1931: We Really Live Now: Just try to Take us Back to the City

In their never-ending quest to synergize new ways of making money, the LA Times used to run many more special sections and pages.  One was “Little Farm Homes”.  This is from the Dec. 13, 1931 issue.  It was written by Mrs. H.E. Thompson, and because she describes Los Alamitos — although not in any real detail — we choose to include it.

We Really Live Now

JUST TRY TO TAKE US BACK TO THE CITY!

By Mrs. H.E. Thompson.

winner, Second Prize, Two-Acre Class, Second Annual Farm Home Contest of Farm and Garden Magazine and Los Angeles Chamber of Commerce

With an inherited love of the outdoors, it was quite natural that when selecting a permanent homesite in California, we should choose one with trees and a bit of ground where our spare time could be spent pleasurably, yet profitably.

We recognized our future home here in Los Alamitos the moment we chanced upon it—two acres of land with 194 fruit trees of fifty varieties and eighty-seven vines of twelve kinds. All were intermingled as though Mother Nature herself had arranged them, and everything was tucked back of fourteen large palm trees that extended across the street front of the place.  We even had our fig tree with the vines—a huge one growing above and all over an old-fashioned and comfortable house.  The property was within eight miles of the city where we were then living and five miles from the husband’s place of business.  Needless to say, we lost no time in effecting the purchase.

After a few modern improvements and the addition of a pigeon cote, we settled down to reality live for the first time since migrating from our back east home.   With an abundance of fully-ripened choice varieties of fruit at hand, fresh vegetables and fresh eggs always available, plenty of fat fowl for the Sunday dinner with squab, the piece de resistence for the company menu, we frequently tell our friends as well as ourselves that we are living off  the “fat of the land.”

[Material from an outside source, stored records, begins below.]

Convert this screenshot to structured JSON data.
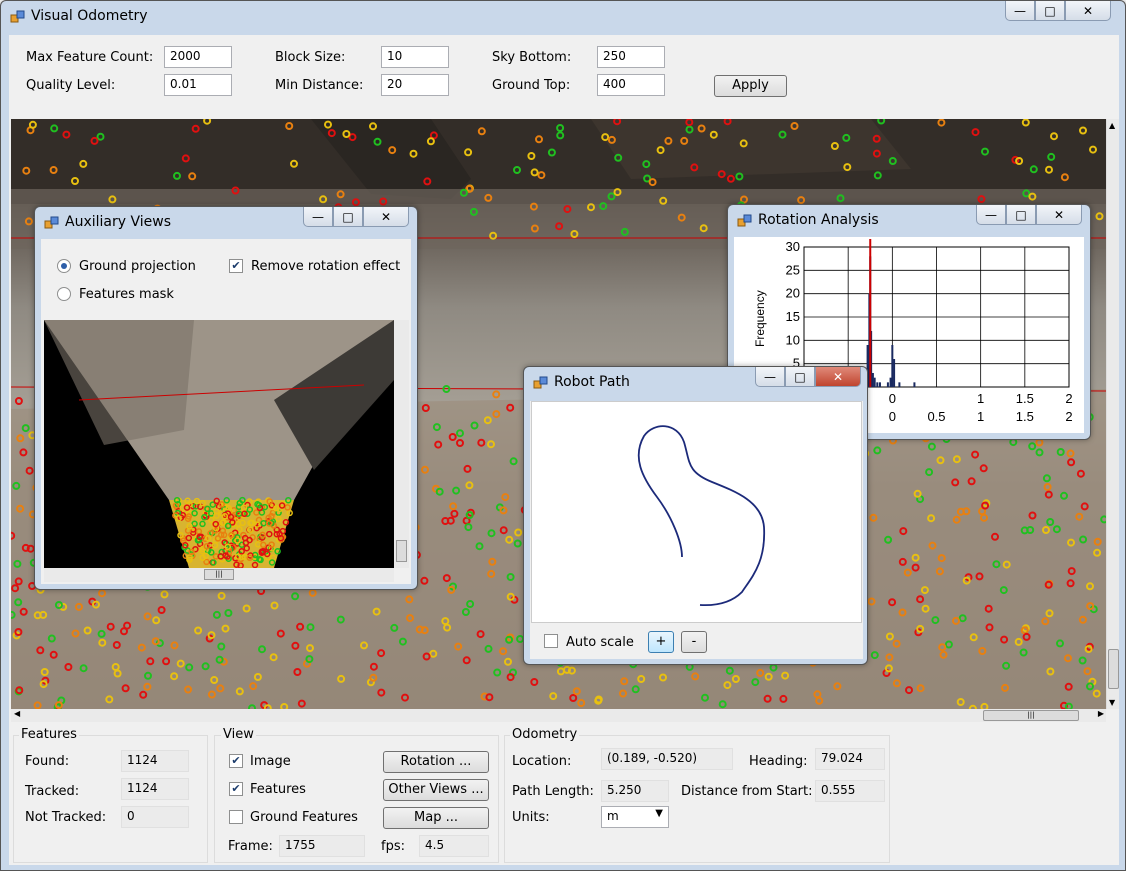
{
  "main_window": {
    "title": "Visual Odometry",
    "controls": {
      "minimize": "—",
      "maximize": "□",
      "close": "✕"
    }
  },
  "settings": {
    "max_feature_count": {
      "label": "Max Feature Count:",
      "value": "2000"
    },
    "quality_level": {
      "label": "Quality Level:",
      "value": "0.01"
    },
    "block_size": {
      "label": "Block Size:",
      "value": "10"
    },
    "min_distance": {
      "label": "Min Distance:",
      "value": "20"
    },
    "sky_bottom": {
      "label": "Sky Bottom:",
      "value": "250"
    },
    "ground_top": {
      "label": "Ground Top:",
      "value": "400"
    },
    "apply_label": "Apply"
  },
  "aux_views": {
    "title": "Auxiliary Views",
    "ground_projection": "Ground projection",
    "features_mask": "Features mask",
    "remove_rotation": "Remove rotation effect"
  },
  "rotation_analysis": {
    "title": "Rotation Analysis"
  },
  "chart_data": {
    "type": "bar",
    "title": "",
    "xlabel": "",
    "ylabel": "Frequency",
    "xlim": [
      -1,
      2
    ],
    "ylim": [
      0,
      30
    ],
    "x_ticks_top": [
      "-0.5",
      "0",
      "1",
      "1.5",
      "2"
    ],
    "x_ticks": [
      "-0.5",
      "0",
      "0.5",
      "1",
      "1.5",
      "2"
    ],
    "y_ticks": [
      "5",
      "10",
      "15",
      "20",
      "25",
      "30"
    ],
    "grid": true,
    "marker_x": -0.25,
    "x": [
      -0.35,
      -0.32,
      -0.3,
      -0.28,
      -0.26,
      -0.25,
      -0.24,
      -0.22,
      -0.2,
      -0.17,
      -0.14,
      -0.05,
      -0.02,
      0.0,
      0.02,
      0.08,
      0.25
    ],
    "values": [
      1,
      4,
      2,
      9,
      20,
      28,
      12,
      3,
      2,
      1,
      1,
      1,
      2,
      9,
      6,
      1,
      1
    ],
    "marker_color": "#cc0000",
    "bar_color": "#1a2a60"
  },
  "robot_path": {
    "title": "Robot Path",
    "auto_scale": "Auto scale",
    "zoom_in": "+",
    "zoom_out": "-",
    "path_color": "#1c2a7a"
  },
  "features": {
    "group_label": "Features",
    "found_label": "Found:",
    "found": "1124",
    "tracked_label": "Tracked:",
    "tracked": "1124",
    "not_tracked_label": "Not Tracked:",
    "not_tracked": "0"
  },
  "view": {
    "group_label": "View",
    "image": "Image",
    "features": "Features",
    "ground_features": "Ground Features",
    "rotation_btn": "Rotation ...",
    "other_views_btn": "Other Views ...",
    "map_btn": "Map ...",
    "frame_label": "Frame:",
    "frame": "1755",
    "fps_label": "fps:",
    "fps": "4.5"
  },
  "odometry": {
    "group_label": "Odometry",
    "location_label": "Location:",
    "location": "(0.189, -0.520)",
    "heading_label": "Heading:",
    "heading": "79.024",
    "path_length_label": "Path Length:",
    "path_length": "5.250",
    "distance_label": "Distance from Start:",
    "distance": "0.555",
    "units_label": "Units:",
    "units": "m"
  },
  "scroll": {
    "grip": "|||"
  }
}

And what did we pay for this luxury?

Because the original owner and developer of this small farm had fulfilled the joy of its completion and was dreaming of starting afresh on a more extensive program, we were able, by furnishing the cash for his subsequent venture, to acquire it all for less than what what would have been the price of a five-room bungalow which we, at the time, occupied in the city.  So the expenditure for this “luxury” created a saving, for the little farm with its shade in and sun, its rambling house and outdoor living-rooms, is a good producer.

The marketing problem solves itself.  The fruit is so choice that the same housewives come from near and far, year after year, for their special pear for pickling  or quince for preserving.  The picking is not intrusted to others, but is done solely by ourselves; there is pleasure in picking fruit when it is choice.

The trimming and spraying are taken care of by the husband, filling the need of outdoor diversion for him.  Since dry farming is practiced, the matter of weeds is of little concern as a weekly wielding of a wooden rake adds the desired neatness with little effort.  This is part of my work; I call it my “golf” and firmly believe that the exercise is quite beneficial as that form golf and that the pleasure and satisfaction from chumming with one’s own flowering plants and fruiting trees are more substantial than more diversion without profit.

But to come to actual figures: on the fruit house wall is a boom where we keep count of all fruit sold on the place (and that is where it it is all sold).  In each of the six years of our venture, the sum has topped the $200 mark, but to this must be added a very big item, the delicacy of the just-picked fig or peach, the quality of the fully sun-ripened persimmon—all we can use and always tree-ripened and fresh picked.  This creates a savings of no small monetary  value for us and a satisfaction quite difficult to estimate.

Besides, there is the nursery stock.  A few slips of this or seeds of that planted around the edges are soon bushes and young trees, which are easily sold to admiring visitors, bringing an additional revenue of some $50 or more, again making pleasure profitable.

The small farm produces many fold; it even produces many Christmas presents.  Besides all we sell, consume ourselves, or give away, a good deal finds it way into glasses and jars for out-of-season use and still more into boxes, for some 200 pounds of pigs are candied and sent out all over the country as Christmas presents each year,

And again, I say, it would be difficult to put into figures what the small farm yields even if this were the objective of small farm home life, for, first of all, it is a real home, and in this capacity, certainly earns its way.  Large, indeed, would be the rent that would find for us elsewhere a place of equivalent satisfaction.